If albums had to be pitched to labels in the same way as movies, many would never get made.
Not so for Joy of Sects, Chemtrails‘ third release on Swedish tastemakers PNKSLM. They signed Chemtrails after seeing their first gig at Trans Pride in Brighton.
But if they did have to summarise Joy of Sects while label honchos Luke Reilly and Johan Alm lit up a fat one, it might go something like this… ‘Picture the scene: Six months after the apocalypse, streets, once teeming with life, form the brittle shell of a city whose ruins stand like hollow witnesses to man’s arrogance. The heavy silence in the air is broken only by the occasional whisper of wind through shattered windows or the ache of fractured structures. The sky, once a vast expanse of blue, has surrendered to the perpetual murk of ash and dust. But somewhere, in a bunker studio deep below it all, with guitar amps and instruments surrounded by a scattering of energy drink cans and pot noodles, there’s a crazy band playing the only songs that will ever need to be heard again…’
Joy of Sects sits in a previously unoccupied niche that, given the state of the world in 2024, feels like it’s about to get very real. Call it Glamourgeddon, Apopcalypso Punk, Fallout Indie or whatever you like, behind the killer guitar hooks, sardonic smiles and incisive wit, there is a serious post-everything, end-of-humanity, that’s it all-done-and-no-cigar kind of vibe to this album that is hard to shake off. It’s a delicious creepiness that Chemtrails have always had, but in the hands of producer Margo Broom (Fat White Family, Big Joanie) it scales up so magnificently and subtly, that you find yourself singing along gleefully as the world burns.

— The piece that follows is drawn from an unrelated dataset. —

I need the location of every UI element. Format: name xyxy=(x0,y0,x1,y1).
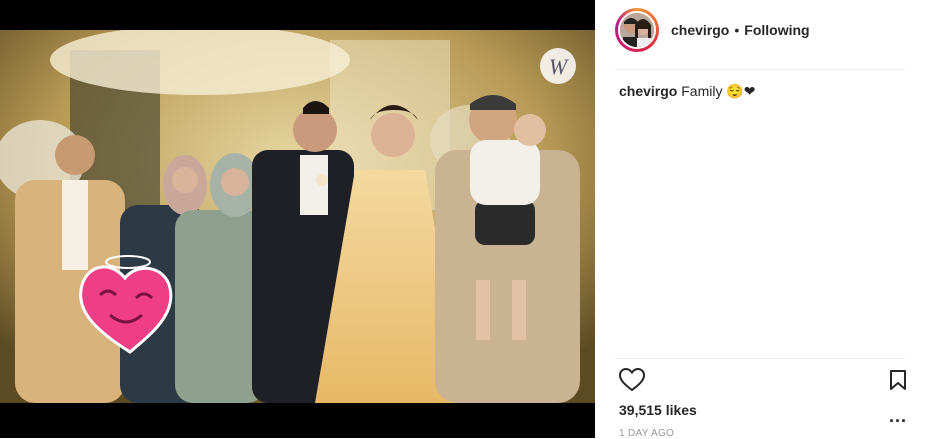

While urging us through their bizarre radioactive fun fair of sleazy fuzz punk and mutant psych disco, Mia Lust’s lyrics come for social injustice with fast and brutally humourous slashes. With track titles like ‘Detritus Andronicus’, ‘Mushroom Cloud 9’, and ‘Apocalypstick’ they put the ‘pun’ into sucker punch, and, best of all Chemtrails sound like they’re having fun in the process.
There are some brilliantly weird pop moments on Joy of Sects. Drop into any part of this album and you’ll be manically bobbing your head within seconds. ‘Superhuman Superhighway’ overclocks its krautrock rhythms with a clattering feverishness. The mesmerising coda of sweet and sour chord shifts at the end of ‘Business Class War Paint’ is chef’s kiss, and ‘Bang Bang’ takes 70s glam rock to the bank and steals its cash cards. Other highlights are ‘Join Our Death Cult’, which Chemtrails describe as “disgustingly poppy pop,” a blend of Bossanova-era Pixies, Los Campesinos! and Oasis Citrus Punch, and then there’s the thunderous psych guitar and back beats on ‘Sycophant’s Paradise’ as Lust sings “are you ready to be brutalised?”.
Joy of Sects holds up cracked shards of mirror to societal absurdities with a wicked smile and a heavy dose of potassium iodine. It’s a joyously sinister ride, a soundtrack to the apocalypse that makes you laugh and thrash about in equal measure. It’s really good, but the crucial question remains, have Chemtrails become more pop, or has pop become more Chemtrails?